И перекрестился истово двуперстным знамением.

— А слыхал ли ты, друже, как Христос на Лобном месте, на кресте за жидов молился?

— Читал, отче… Господь грамоте сподобил меня, сам про это читал.

— А читал ли, что перед тем от них он терпел?.. И заушения, и заплевание, и по ланитам биения… А не было за ним греха ни единаго… И все-таки за мучителей молился… А нам-то что повелел он творити? Самую-то первую заповедь какую он дал?.. Помнишь ли?.. Любить врагов повелел… Читал ли о том?

— Читывал, отче.

— А читал ли, что всякая кровь взыщется?

— Читывал… Да их ведь не грех. Они ведь еретики.

— Они люди, Гришенька. Всяк человек кровью Христовой искуплен. Кто проливает кровь человека — Христову кровь проливает. Таковый с богоубийцами жидами равную часть приемлет.

Быстро подскочил Гриша ко старцу… Смирения как не бывало. Глаза горят, кулаки стиснуты.

— Да ты какого согласу сам-от будешь? — спросил он Досифея нахальным тоном.

— Христианин.

— Хвостом-то не виляй, не отлынивай! Не напоганил ли ты у меня своим еретицким духом келейку?.. Не по никоновой ли тропе идешь?

— Держуся книг филаретовских и иосифовских…

— А говоришь, что никонианин такой же человек, как и мы, старым крещеньем крещенные? По-твоему, пожалуй, и в пище и в питии общение с ними можно иметь?

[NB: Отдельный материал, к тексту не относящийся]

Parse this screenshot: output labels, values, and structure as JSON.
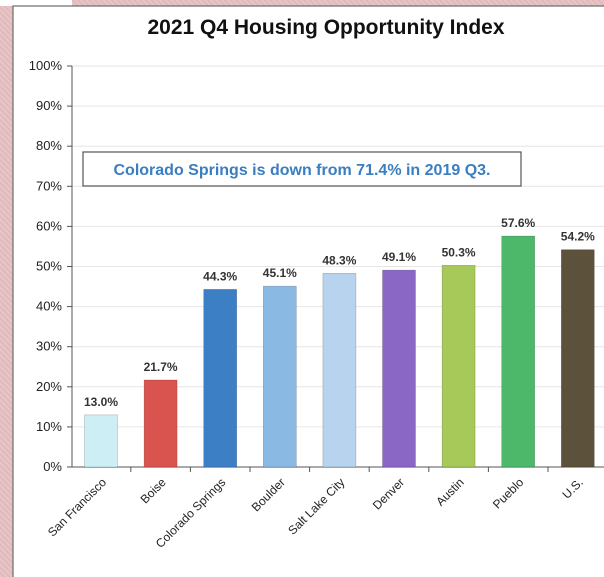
{
  "chart_data": {
    "type": "bar",
    "title": "2021 Q4 Housing Opportunity Index",
    "annotation": "Colorado Springs is down from 71.4% in 2019 Q3.",
    "categories": [
      "San Francisco",
      "Boise",
      "Colorado Springs",
      "Boulder",
      "Salt Lake City",
      "Denver",
      "Austin",
      "Pueblo",
      "U.S."
    ],
    "values": [
      13.0,
      21.7,
      44.3,
      45.1,
      48.3,
      49.1,
      50.3,
      57.6,
      54.2
    ],
    "data_labels": [
      "13.0%",
      "21.7%",
      "44.3%",
      "45.1%",
      "48.3%",
      "49.1%",
      "50.3%",
      "57.6%",
      "54.2%"
    ],
    "bar_colors": [
      "#cdeef5",
      "#d9534f",
      "#3c7fc4",
      "#8ab9e4",
      "#b7d3ee",
      "#8a67c4",
      "#a6c95a",
      "#4db86a",
      "#5c513b"
    ],
    "ylim": [
      0,
      100
    ],
    "yticks": [
      0,
      10,
      20,
      30,
      40,
      50,
      60,
      70,
      80,
      90,
      100
    ],
    "ytick_labels": [
      "0%",
      "10%",
      "20%",
      "30%",
      "40%",
      "50%",
      "60%",
      "70%",
      "80%",
      "90%",
      "100%"
    ],
    "grid": true,
    "legend": "none"
  }
}
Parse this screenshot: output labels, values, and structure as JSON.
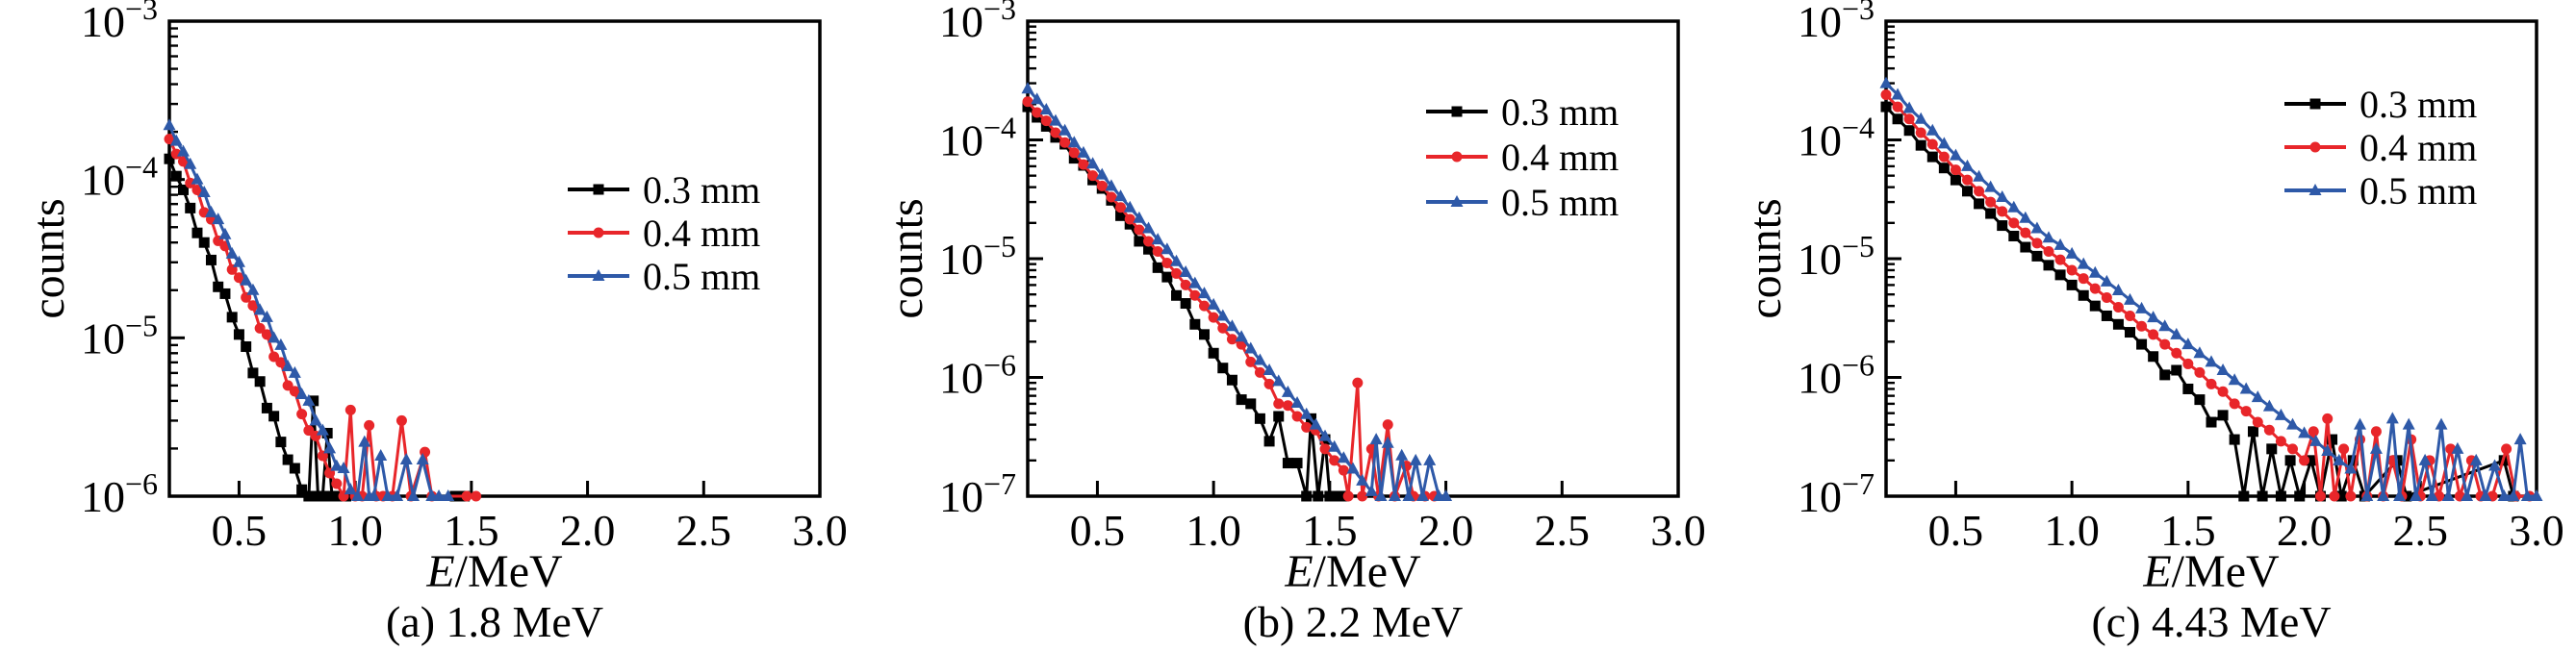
{
  "figure": {
    "background": "#ffffff",
    "ylabel": "counts",
    "xlabel": "E/MeV",
    "series_colors": {
      "black": "#000000",
      "red": "#e8262a",
      "blue": "#2e59a8"
    }
  },
  "chart_data": [
    {
      "type": "scatter",
      "caption": "(a) 1.8 MeV",
      "xlabel": "E/MeV",
      "ylabel": "counts",
      "xlim": [
        0.2,
        3.0
      ],
      "xticks": [
        0.5,
        1.0,
        1.5,
        2.0,
        2.5,
        3.0
      ],
      "yticks_exp": [
        -3,
        -4,
        -5,
        -6
      ],
      "grid": false,
      "legend_position": "upper-right",
      "legend_rows": [
        197,
        242,
        287
      ],
      "series": [
        {
          "name": "0.3 mm",
          "color": "#000000",
          "marker": "square",
          "x0": 0.2,
          "dx": 0.03,
          "y": [
            0.000135,
            0.000105,
            8.6e-05,
            6.6e-05,
            4.6e-05,
            4e-05,
            3.1e-05,
            2.1e-05,
            1.9e-05,
            1.35e-05,
            1.05e-05,
            8.8e-06,
            6e-06,
            5.3e-06,
            3.6e-06,
            3.2e-06,
            2.2e-06,
            1.7e-06,
            1.5e-06,
            1.1e-06
          ],
          "tail": [
            [
              0.8,
              1e-06
            ],
            [
              0.82,
              4e-06
            ],
            [
              0.84,
              1e-06
            ],
            [
              0.86,
              1e-06
            ],
            [
              0.88,
              2.5e-06
            ],
            [
              0.9,
              1e-06
            ],
            [
              0.93,
              1e-06
            ],
            [
              0.96,
              1e-06
            ],
            [
              1.43,
              1e-06
            ],
            [
              1.47,
              1e-06
            ]
          ]
        },
        {
          "name": "0.4 mm",
          "color": "#e8262a",
          "marker": "circle",
          "x0": 0.2,
          "dx": 0.03,
          "y": [
            0.00018,
            0.000145,
            0.00013,
            9.5e-05,
            8.6e-05,
            6.2e-05,
            5.6e-05,
            4.1e-05,
            3.8e-05,
            2.7e-05,
            2.4e-05,
            1.8e-05,
            1.6e-05,
            1.15e-05,
            1.05e-05,
            7.6e-06,
            7e-06,
            5e-06,
            4.6e-06,
            3.3e-06,
            2.6e-06,
            2.4e-06,
            1.8e-06,
            1.4e-06,
            1.2e-06,
            1e-06
          ],
          "tail": [
            [
              0.98,
              3.5e-06
            ],
            [
              1.0,
              1e-06
            ],
            [
              1.03,
              1e-06
            ],
            [
              1.06,
              2.8e-06
            ],
            [
              1.09,
              1e-06
            ],
            [
              1.12,
              1e-06
            ],
            [
              1.16,
              1e-06
            ],
            [
              1.2,
              3e-06
            ],
            [
              1.24,
              1e-06
            ],
            [
              1.3,
              1.9e-06
            ],
            [
              1.33,
              1e-06
            ],
            [
              1.48,
              1e-06
            ],
            [
              1.52,
              1e-06
            ]
          ]
        },
        {
          "name": "0.5 mm",
          "color": "#2e59a8",
          "marker": "triangle",
          "x0": 0.2,
          "dx": 0.03,
          "y": [
            0.00022,
            0.000175,
            0.00015,
            0.000125,
            0.0001,
            8.3e-05,
            6.2e-05,
            5.6e-05,
            4.5e-05,
            3.4e-05,
            3e-05,
            2.3e-05,
            2e-05,
            1.5e-05,
            1.35e-05,
            1e-05,
            9e-06,
            6.6e-06,
            6e-06,
            4.4e-06,
            4e-06,
            3e-06,
            2.6e-06,
            2e-06,
            1.55e-06,
            1.5e-06,
            1.1e-06,
            1e-06
          ],
          "tail": [
            [
              1.04,
              2.2e-06
            ],
            [
              1.06,
              1e-06
            ],
            [
              1.08,
              1e-06
            ],
            [
              1.11,
              1.8e-06
            ],
            [
              1.14,
              1e-06
            ],
            [
              1.18,
              1e-06
            ],
            [
              1.22,
              1.7e-06
            ],
            [
              1.25,
              1e-06
            ],
            [
              1.29,
              1.7e-06
            ],
            [
              1.33,
              1e-06
            ],
            [
              1.36,
              1e-06
            ],
            [
              1.4,
              1e-06
            ]
          ]
        }
      ]
    },
    {
      "type": "scatter",
      "caption": "(b) 2.2 MeV",
      "xlabel": "E/MeV",
      "ylabel": "counts",
      "xlim": [
        0.2,
        3.0
      ],
      "xticks": [
        0.5,
        1.0,
        1.5,
        2.0,
        2.5,
        3.0
      ],
      "yticks_exp": [
        -3,
        -4,
        -5,
        -6,
        -7
      ],
      "grid": false,
      "legend_position": "upper-right",
      "legend_rows": [
        116,
        163,
        210
      ],
      "series": [
        {
          "name": "0.3 mm",
          "color": "#000000",
          "marker": "square",
          "x0": 0.2,
          "dx": 0.04,
          "y": [
            0.00019,
            0.000155,
            0.00013,
            0.000105,
            9.2e-05,
            7e-05,
            6.1e-05,
            4.6e-05,
            3.9e-05,
            3.1e-05,
            2.3e-05,
            1.95e-05,
            1.4e-05,
            1.2e-05,
            8.4e-06,
            7e-06,
            4.9e-06,
            4.2e-06,
            2.8e-06,
            2.3e-06,
            1.6e-06,
            1.2e-06,
            9.5e-07,
            6.5e-07,
            6e-07,
            4.5e-07,
            2.9e-07,
            4.7e-07,
            1.9e-07,
            1.9e-07
          ],
          "tail": [
            [
              1.4,
              1e-07
            ],
            [
              1.42,
              4.5e-07
            ],
            [
              1.45,
              1e-07
            ],
            [
              1.48,
              3e-07
            ],
            [
              1.5,
              1e-07
            ],
            [
              1.53,
              1e-07
            ],
            [
              1.56,
              1e-07
            ]
          ]
        },
        {
          "name": "0.4 mm",
          "color": "#e8262a",
          "marker": "circle",
          "x0": 0.2,
          "dx": 0.04,
          "y": [
            0.00021,
            0.00017,
            0.000145,
            0.000115,
            9.5e-05,
            7.8e-05,
            6.2e-05,
            5e-05,
            4.1e-05,
            3.3e-05,
            2.7e-05,
            2.15e-05,
            1.75e-05,
            1.4e-05,
            1.15e-05,
            9.2e-06,
            7.5e-06,
            6e-06,
            4.9e-06,
            4e-06,
            3.2e-06,
            2.6e-06,
            2.1e-06,
            1.9e-06,
            1.35e-06,
            1.1e-06,
            8.8e-07,
            6e-07,
            5.8e-07,
            4.7e-07,
            3.8e-07,
            3.6e-07,
            2.5e-07,
            2e-07,
            1.65e-07
          ],
          "tail": [
            [
              1.58,
              1e-07
            ],
            [
              1.62,
              9e-07
            ],
            [
              1.64,
              1e-07
            ],
            [
              1.68,
              2.5e-07
            ],
            [
              1.71,
              1e-07
            ],
            [
              1.75,
              4e-07
            ],
            [
              1.78,
              1e-07
            ],
            [
              1.83,
              1.8e-07
            ],
            [
              1.86,
              1e-07
            ],
            [
              1.91,
              1e-07
            ],
            [
              1.95,
              1e-07
            ]
          ]
        },
        {
          "name": "0.5 mm",
          "color": "#2e59a8",
          "marker": "triangle",
          "x0": 0.2,
          "dx": 0.04,
          "y": [
            0.00027,
            0.00022,
            0.00018,
            0.000145,
            0.00012,
            9.5e-05,
            7.8e-05,
            6.3e-05,
            5.1e-05,
            4.1e-05,
            3.35e-05,
            2.7e-05,
            2.2e-05,
            1.8e-05,
            1.45e-05,
            1.2e-05,
            9.5e-06,
            7.7e-06,
            6.2e-06,
            5.1e-06,
            4.1e-06,
            3.3e-06,
            2.7e-06,
            2.2e-06,
            1.75e-06,
            1.4e-06,
            1.15e-06,
            9.3e-07,
            7.5e-07,
            6.1e-07,
            4.9e-07,
            4e-07,
            3.2e-07,
            2.6e-07,
            2.1e-07,
            1.7e-07,
            1.35e-07,
            1.1e-07
          ],
          "tail": [
            [
              1.7,
              3e-07
            ],
            [
              1.72,
              1e-07
            ],
            [
              1.75,
              2.8e-07
            ],
            [
              1.78,
              1e-07
            ],
            [
              1.81,
              2.2e-07
            ],
            [
              1.84,
              1e-07
            ],
            [
              1.87,
              2e-07
            ],
            [
              1.9,
              1e-07
            ],
            [
              1.93,
              2e-07
            ],
            [
              1.97,
              1e-07
            ],
            [
              2.0,
              1e-07
            ]
          ]
        }
      ]
    },
    {
      "type": "scatter",
      "caption": "(c) 4.43 MeV",
      "xlabel": "E/MeV",
      "ylabel": "counts",
      "xlim": [
        0.2,
        3.0
      ],
      "xticks": [
        0.5,
        1.0,
        1.5,
        2.0,
        2.5,
        3.0
      ],
      "yticks_exp": [
        -3,
        -4,
        -5,
        -6,
        -7
      ],
      "grid": false,
      "legend_position": "upper-right",
      "legend_rows": [
        108,
        153,
        198
      ],
      "series": [
        {
          "name": "0.3 mm",
          "color": "#000000",
          "marker": "square",
          "x0": 0.2,
          "dx": 0.05,
          "y": [
            0.00019,
            0.00015,
            0.00012,
            9e-05,
            7.2e-05,
            5.8e-05,
            4.6e-05,
            3.7e-05,
            2.9e-05,
            2.4e-05,
            1.9e-05,
            1.55e-05,
            1.25e-05,
            1.05e-05,
            8.8e-06,
            7.3e-06,
            6e-06,
            4.9e-06,
            4e-06,
            3.3e-06,
            2.8e-06,
            2.4e-06,
            1.9e-06,
            1.5e-06,
            1.05e-06,
            1.15e-06,
            8e-07,
            6.5e-07,
            4.2e-07,
            4.8e-07,
            3e-07
          ],
          "tail": [
            [
              1.74,
              1e-07
            ],
            [
              1.78,
              3.5e-07
            ],
            [
              1.82,
              1e-07
            ],
            [
              1.86,
              2.5e-07
            ],
            [
              1.9,
              1e-07
            ],
            [
              1.94,
              2e-07
            ],
            [
              1.98,
              1e-07
            ],
            [
              2.03,
              2e-07
            ],
            [
              2.07,
              1e-07
            ],
            [
              2.12,
              3e-07
            ],
            [
              2.16,
              1e-07
            ],
            [
              2.21,
              2e-07
            ],
            [
              2.26,
              1e-07
            ],
            [
              2.4,
              2e-07
            ],
            [
              2.44,
              1e-07
            ],
            [
              2.86,
              2e-07
            ],
            [
              2.9,
              1e-07
            ]
          ]
        },
        {
          "name": "0.4 mm",
          "color": "#e8262a",
          "marker": "circle",
          "x0": 0.2,
          "dx": 0.05,
          "y": [
            0.00024,
            0.00019,
            0.00015,
            0.000115,
            9.2e-05,
            7.2e-05,
            5.6e-05,
            4.6e-05,
            3.7e-05,
            3e-05,
            2.5e-05,
            2e-05,
            1.65e-05,
            1.35e-05,
            1.15e-05,
            9.8e-06,
            8e-06,
            6.8e-06,
            5.6e-06,
            4.7e-06,
            3.9e-06,
            3.3e-06,
            2.7e-06,
            2.3e-06,
            1.9e-06,
            1.6e-06,
            1.3e-06,
            1.1e-06,
            8.8e-07,
            7.6e-07,
            6e-07,
            5.2e-07,
            4.2e-07,
            3.6e-07,
            2.9e-07,
            2.5e-07,
            2e-07
          ],
          "tail": [
            [
              2.04,
              3.5e-07
            ],
            [
              2.07,
              1e-07
            ],
            [
              2.1,
              4.5e-07
            ],
            [
              2.13,
              1e-07
            ],
            [
              2.17,
              2.5e-07
            ],
            [
              2.2,
              1e-07
            ],
            [
              2.24,
              3e-07
            ],
            [
              2.27,
              1e-07
            ],
            [
              2.31,
              3.5e-07
            ],
            [
              2.34,
              1e-07
            ],
            [
              2.38,
              2e-07
            ],
            [
              2.42,
              1e-07
            ],
            [
              2.46,
              3e-07
            ],
            [
              2.5,
              1e-07
            ],
            [
              2.54,
              2e-07
            ],
            [
              2.58,
              1e-07
            ],
            [
              2.63,
              2.5e-07
            ],
            [
              2.67,
              1e-07
            ],
            [
              2.72,
              2e-07
            ],
            [
              2.76,
              1e-07
            ],
            [
              2.81,
              1e-07
            ],
            [
              2.87,
              2.5e-07
            ],
            [
              2.91,
              1e-07
            ],
            [
              2.97,
              1e-07
            ]
          ]
        },
        {
          "name": "0.5 mm",
          "color": "#2e59a8",
          "marker": "triangle",
          "x0": 0.2,
          "dx": 0.05,
          "y": [
            0.0003,
            0.00024,
            0.000185,
            0.00015,
            0.00012,
            9.3e-05,
            7.4e-05,
            6e-05,
            4.9e-05,
            4e-05,
            3.3e-05,
            2.7e-05,
            2.2e-05,
            1.8e-05,
            1.5e-05,
            1.3e-05,
            1.1e-05,
            9e-06,
            7.6e-06,
            6.4e-06,
            5.4e-06,
            4.5e-06,
            3.8e-06,
            3.2e-06,
            2.7e-06,
            2.3e-06,
            1.9e-06,
            1.6e-06,
            1.35e-06,
            1.15e-06,
            9.5e-07,
            8e-07,
            6.8e-07,
            5.7e-07,
            4.8e-07,
            4e-07,
            3.4e-07,
            2.9e-07,
            2.4e-07,
            2e-07,
            1.7e-07
          ],
          "tail": [
            [
              2.24,
              4e-07
            ],
            [
              2.27,
              1e-07
            ],
            [
              2.31,
              2.5e-07
            ],
            [
              2.34,
              1e-07
            ],
            [
              2.38,
              4.5e-07
            ],
            [
              2.41,
              1e-07
            ],
            [
              2.45,
              4e-07
            ],
            [
              2.48,
              1e-07
            ],
            [
              2.52,
              2e-07
            ],
            [
              2.55,
              1e-07
            ],
            [
              2.59,
              4e-07
            ],
            [
              2.62,
              1e-07
            ],
            [
              2.66,
              2.5e-07
            ],
            [
              2.7,
              1e-07
            ],
            [
              2.74,
              2e-07
            ],
            [
              2.78,
              1e-07
            ],
            [
              2.82,
              1.8e-07
            ],
            [
              2.86,
              1e-07
            ],
            [
              2.9,
              1e-07
            ],
            [
              2.93,
              3e-07
            ],
            [
              2.96,
              1e-07
            ],
            [
              3.0,
              1e-07
            ]
          ]
        }
      ]
    }
  ]
}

— Можно, Гришенька… Мало того что можно, — должно.

— Да ты в своем ли уме?

— Должно. Знай, что споры о вере — грехи перед господом. Все мы братья, все единаго Христа исповедуем. Не помнишь разве, что господь, по земле ходивши, и с мытарями ел и с язычниками — никто не гнушался? Как же мы-то дерзнем?.. Святее, что ли, мы его?..

— Да ведь они щепотники, в три перста молятся.

— А сколькими перстами повелел господь самаряныне молиться?.. Читал ли ты, что богу надобно кланяться духом и истиной?.. А два ли, три ли перста сложишь… это уж самое последнее дело…

— Уйди от меня!.. Уйди, окаянный!.. — отскакивая от старца, закричал Гриша. — Исчезни!..

"Это бес лукавый; черный эфиоп в образе старца пришел меня смущати", — думает Гриша и, почасту ограждая себя крестным знаменьем, громко читает молитву на отогнание злых духов.